Vertragsabschluss mit abweichendem Kostenverteilungsschlüssel ändert nicht automatisch Gemeinschaftsordnung ab

Änderungen von Kostenverteilungsschlüsseln stehen regelmäßig auf der Tagesordnung von Eigentümerversammlungen. Der Bundesgerichtshof (BGH) hatte einen Fall zu entscheiden, in dem sich die Frage stellte, ob der Abschluss eines Vertrages zwischen der WEG und einem Eigentümer im Außenverhältnis gleichzeitig auf die Kostenverteilung im Innenverhältnis durchschlug. Der BGH verneint das.

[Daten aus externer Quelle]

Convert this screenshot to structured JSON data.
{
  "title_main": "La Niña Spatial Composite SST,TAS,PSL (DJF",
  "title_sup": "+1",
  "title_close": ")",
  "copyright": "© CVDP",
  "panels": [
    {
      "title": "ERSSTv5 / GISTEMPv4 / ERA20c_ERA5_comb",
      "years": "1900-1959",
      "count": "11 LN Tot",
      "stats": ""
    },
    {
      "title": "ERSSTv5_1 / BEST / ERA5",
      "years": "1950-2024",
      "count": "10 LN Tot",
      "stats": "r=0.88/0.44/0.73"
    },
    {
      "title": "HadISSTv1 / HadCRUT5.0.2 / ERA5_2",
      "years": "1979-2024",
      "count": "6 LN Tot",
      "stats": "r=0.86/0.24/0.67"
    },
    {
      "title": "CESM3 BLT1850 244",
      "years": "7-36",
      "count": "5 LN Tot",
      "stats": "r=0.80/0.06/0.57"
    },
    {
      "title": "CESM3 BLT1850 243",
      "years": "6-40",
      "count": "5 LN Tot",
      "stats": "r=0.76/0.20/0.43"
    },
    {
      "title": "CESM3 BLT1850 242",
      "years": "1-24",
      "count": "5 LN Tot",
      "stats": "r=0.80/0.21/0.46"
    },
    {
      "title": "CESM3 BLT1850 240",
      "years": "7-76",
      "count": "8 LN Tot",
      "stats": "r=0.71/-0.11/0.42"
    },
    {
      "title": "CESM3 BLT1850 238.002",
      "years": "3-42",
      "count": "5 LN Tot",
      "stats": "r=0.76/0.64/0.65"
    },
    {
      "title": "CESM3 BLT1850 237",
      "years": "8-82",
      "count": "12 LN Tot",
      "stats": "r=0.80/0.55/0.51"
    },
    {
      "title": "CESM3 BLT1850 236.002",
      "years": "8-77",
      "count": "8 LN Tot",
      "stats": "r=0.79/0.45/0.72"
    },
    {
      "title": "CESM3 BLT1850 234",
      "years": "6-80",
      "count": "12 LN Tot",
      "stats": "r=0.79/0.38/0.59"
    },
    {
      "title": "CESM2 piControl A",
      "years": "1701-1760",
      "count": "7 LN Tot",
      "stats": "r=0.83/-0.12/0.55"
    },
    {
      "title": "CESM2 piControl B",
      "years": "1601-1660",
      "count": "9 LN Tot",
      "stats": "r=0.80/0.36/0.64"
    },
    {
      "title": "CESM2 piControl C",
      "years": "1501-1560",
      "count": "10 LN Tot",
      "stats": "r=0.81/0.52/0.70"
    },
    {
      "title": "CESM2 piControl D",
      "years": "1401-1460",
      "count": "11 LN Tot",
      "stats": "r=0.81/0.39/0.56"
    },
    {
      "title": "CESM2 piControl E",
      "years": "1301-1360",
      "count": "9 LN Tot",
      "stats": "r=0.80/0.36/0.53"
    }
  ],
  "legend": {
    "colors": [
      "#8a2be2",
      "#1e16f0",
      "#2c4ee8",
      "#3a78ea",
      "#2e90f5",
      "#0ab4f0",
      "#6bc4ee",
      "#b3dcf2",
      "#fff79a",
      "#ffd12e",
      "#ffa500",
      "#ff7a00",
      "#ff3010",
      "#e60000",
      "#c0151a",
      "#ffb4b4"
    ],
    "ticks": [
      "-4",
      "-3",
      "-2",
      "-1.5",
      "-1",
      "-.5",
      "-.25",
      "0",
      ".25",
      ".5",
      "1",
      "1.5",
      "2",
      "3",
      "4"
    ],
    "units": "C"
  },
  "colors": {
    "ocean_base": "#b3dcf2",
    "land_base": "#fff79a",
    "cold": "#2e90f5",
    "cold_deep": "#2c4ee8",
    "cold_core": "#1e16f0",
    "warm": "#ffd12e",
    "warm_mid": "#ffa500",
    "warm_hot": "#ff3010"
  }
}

Mit Urteil vom 8. Juni 2018 zum gerichtlichen Aktenzeichen V ZR 195/17 befasste sich der BGH mit einer WEG-Sache von der deutschen Ostseeküste. Parteien des Anfechtungsprozesses sind die Wohnungs- und Teileigentümer einer aus über 400 Einheiten bestehenden WEG mit Hotel und Wohnappartements (Residenzen).

Der Fall

Dem Hotel gehören 3 Teileigentumseinheiten mit knapp über der Hälfte der Miteigentumsanteile (MEA), nach deren Verhältnis sich laut Gemeinschaftsordnung (GO) auch die Kostenverteilung regelt. Eine Öffnungsklausel enthält die GO nicht. In einem Vertrag aus dem Jahr 1993 über die Verteilung der „Kosten des Pförtnereinsatzes”, verlängert durch Vertrag aus dem Jahr 1996, und in einem weiteren Vertrag über die „technische Betreuung” aus dem Jahre 2009 sind Vereinbarungen zwischen der Hotelgesellschaft und dem Verband getroffen worden. Die darin vertraglich vorgesehene Kostenverteilung weicht von den Bestimmungen der GO ab. Die Verträge wurden durch Versammlungsbeschlüsse genehmigt, die gerichtlich nicht angefochten wurden. In einer Eigentümerversammlung vom 04.12.2015 wurden durch Mehrheitsbeschluss die Kosten für den Pförtner und die technische Betreuung für das Jahr 2011 nach einem Schlüssel verteilt, der sowohl von der GO (MEA) als auch den o.g. Verträgen abwich. 4 Wohnungseigentümer erhoben Anfechtungsklage, die in erster Instanz vor dem Amtsgericht Eutin teilweise und in der Berufungsinstanz vor dem Landgericht Itzehoe vollständig erfolgreich war. Von den Beklagten legte lediglich die Hotelgesellschaft (Teileigentümerin) Revision ein. Ihr Rechtsmittel scheiterte.

Die Entscheidung

Die zwei angefochtenen Beschlüsse widersprechen ordnungsmäßiger Verwaltung, da der falsche Kostenverteilungsschlüssel angewendet werde. Die streitigen Kostenpositionen müssten nach MEA verteilt werden, da dieser in der GO vereinbarte Verteilerschlüssel nicht wirksam abgeändert worden sei. Eine Änderung durch Beschluss setze Beschlusskompetenz voraus.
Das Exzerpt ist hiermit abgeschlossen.